Everybody Loves Ramen

Words: Anna King Shahab

Hidenobu Tanimukai is a stirrer. Keeping an eye on the pot is something he does day and night: he and his wife Eriko live above Ramen Do, the restaurant they own on Symonds Street, enabling Hidenobu to “go downstairs to stir the pot now and then”, Eriko explains. This is rather handy, given each batch of broth needs to cook for around 24 hours until the chef is content.


Hidenobu cooks up two batches each week for the restaurant, which is open Thursday to Saturday. The hero broth here is a tonkotsu style, which utilises 15kg of bones in each cook – pork bones and trotters, chicken frames, pork mince and pork fat – as well as a host of vegetables and ginger. It’s cooked until the minerals in the bones turn the liquid milky white. The tonkotsu broth forms the base of most of the soup items on the menu, including the restaurant’s signature dish, miso ramen. It’s hard work, and Hidenobu has been doing it at Ramen Do for 11 years.
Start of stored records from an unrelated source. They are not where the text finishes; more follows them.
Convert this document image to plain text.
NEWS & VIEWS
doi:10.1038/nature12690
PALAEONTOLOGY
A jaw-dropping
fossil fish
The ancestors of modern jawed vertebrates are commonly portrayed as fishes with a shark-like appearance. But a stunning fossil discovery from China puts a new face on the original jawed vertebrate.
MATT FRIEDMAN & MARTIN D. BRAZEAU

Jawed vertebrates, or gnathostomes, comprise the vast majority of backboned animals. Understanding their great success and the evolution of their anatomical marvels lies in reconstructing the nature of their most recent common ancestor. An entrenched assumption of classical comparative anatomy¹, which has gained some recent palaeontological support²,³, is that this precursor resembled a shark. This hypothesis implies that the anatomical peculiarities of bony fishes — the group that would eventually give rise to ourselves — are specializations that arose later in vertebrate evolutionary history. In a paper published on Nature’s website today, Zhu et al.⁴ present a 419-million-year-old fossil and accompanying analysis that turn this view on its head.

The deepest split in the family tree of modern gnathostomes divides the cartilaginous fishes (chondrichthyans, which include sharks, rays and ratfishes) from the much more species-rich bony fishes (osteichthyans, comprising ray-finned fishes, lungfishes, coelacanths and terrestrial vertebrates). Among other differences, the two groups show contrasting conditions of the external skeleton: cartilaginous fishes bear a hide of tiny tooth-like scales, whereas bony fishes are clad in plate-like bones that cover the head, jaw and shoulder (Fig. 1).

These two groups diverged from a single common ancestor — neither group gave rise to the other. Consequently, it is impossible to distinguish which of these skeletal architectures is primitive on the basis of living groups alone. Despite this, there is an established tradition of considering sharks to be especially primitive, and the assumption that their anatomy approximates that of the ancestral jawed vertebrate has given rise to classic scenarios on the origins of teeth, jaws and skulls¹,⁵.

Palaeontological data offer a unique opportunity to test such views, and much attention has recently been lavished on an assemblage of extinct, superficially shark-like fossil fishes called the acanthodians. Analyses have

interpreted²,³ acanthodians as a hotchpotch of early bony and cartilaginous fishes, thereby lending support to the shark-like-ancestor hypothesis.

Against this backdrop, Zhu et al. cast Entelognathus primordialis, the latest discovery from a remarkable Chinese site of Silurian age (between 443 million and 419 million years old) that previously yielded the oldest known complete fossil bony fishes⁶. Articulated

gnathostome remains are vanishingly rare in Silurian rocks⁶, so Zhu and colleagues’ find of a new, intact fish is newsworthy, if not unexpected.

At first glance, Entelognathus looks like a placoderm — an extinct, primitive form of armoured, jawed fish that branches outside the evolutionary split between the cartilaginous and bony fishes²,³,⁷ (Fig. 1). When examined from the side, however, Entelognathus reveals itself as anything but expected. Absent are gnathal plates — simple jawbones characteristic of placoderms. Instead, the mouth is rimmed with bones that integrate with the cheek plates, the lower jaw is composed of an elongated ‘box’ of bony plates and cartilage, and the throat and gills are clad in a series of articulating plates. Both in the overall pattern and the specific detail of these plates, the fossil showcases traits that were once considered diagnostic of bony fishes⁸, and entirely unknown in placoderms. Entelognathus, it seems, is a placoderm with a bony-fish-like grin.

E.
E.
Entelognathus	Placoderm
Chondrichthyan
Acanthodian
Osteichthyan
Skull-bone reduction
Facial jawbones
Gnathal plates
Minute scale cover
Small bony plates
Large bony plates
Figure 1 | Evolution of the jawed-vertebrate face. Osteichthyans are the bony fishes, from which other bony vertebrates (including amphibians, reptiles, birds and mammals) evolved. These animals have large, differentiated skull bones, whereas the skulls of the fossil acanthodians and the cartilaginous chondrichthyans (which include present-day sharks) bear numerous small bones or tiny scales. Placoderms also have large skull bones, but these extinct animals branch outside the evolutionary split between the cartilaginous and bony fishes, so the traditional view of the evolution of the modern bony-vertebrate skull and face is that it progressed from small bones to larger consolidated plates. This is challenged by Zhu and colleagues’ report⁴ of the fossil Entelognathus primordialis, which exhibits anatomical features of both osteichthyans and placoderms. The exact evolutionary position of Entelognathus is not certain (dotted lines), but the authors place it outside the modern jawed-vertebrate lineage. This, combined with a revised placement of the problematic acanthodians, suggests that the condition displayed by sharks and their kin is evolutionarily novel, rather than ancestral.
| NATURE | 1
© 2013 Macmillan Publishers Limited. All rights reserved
Prior to that, in his and Eriko’s home town of Sapporo, he trained at a famous ramen shop called Teshikaga; all up, he’s been working as a chef for 30 years.


Sapporo, the capital of Hokkaido prefecture in northern Japan, is the home of miso ramen. A ski town, Sapporo freezes over in winter, and the addition of miso paste to the ramen amps up its umami and thickness, making it extra hearty and perfect for quelling the appetite in cooler climes. Another ingredient that enriches Hidenobu’s miso ramen is the type of kombu he uses – the couple’s families send
over rausu-kombu, an expensive dried seaweed that lends a special fragrance, flavour and mineral hit to the broth.


Hidenobu also makes all Ramen Do’s noodles. (A note on the word ramen – it’s the name for the noodles, but also for the soup the noodles feature in, so when referring to the noodles, “ramen noodles” is a common tautology: it’s just ramen.) It’s an exacting process. The dough uses lots of eggs and flour and just the right amount of kansui – an alkaline agent akin to baking soda. After slicing the noodles, Hidenobu ages them “for around three days or so, depending on the weather”, says Eriko, and the ageing process and the kansui give Hidenobu’s ramen the all-important springiness in texture.


The noodles are also Hokkaido style – you’ll notice the difference if you eat at different ramen shops around the city. “Hokkaido ramen are yellow in colour and crinkly,” says Eriko. A little-known fact is that the couple sell individual portions of noodles for customers keen to cook with them at home. That’s a nice idea, but take it from me, it’s a far better idea to book into Ramen Do and work your way through the menu. Start with the signature miso ramen and consider as you slurp the hours of work Hidenobu has put into that one bowl of soup. Try the chicken paitan ramen – the poultry cousin to tonkotsu and, like the best kind of chicken soups, a panacea for all ills. Venture onto tsukumen, where the noodles come separately to dip into broth. And in spring or summer, don’t miss the hiyashi chuka – a wonderful dish of chilled noodles with an array of colourful toppings. Order a Kirin lager, or the popular Japanese soft drink Ramune, and the experience is complete.



There’s a homely feel to Ramen Do; its comfy decor and Eriko’s beautiful cross-stitch artwork amplify the nourishment of the food, although they somewhat belie the grit that goes into the restaurant. Also on the wall is a framed sheet of Japanese calligraphy with a phrase that translates, as Eriko explains, to something like “Never stop progressing, never stop getting better and better at making ramen”, a sentiment the couple clearly live by, and which shows in their delicious efforts.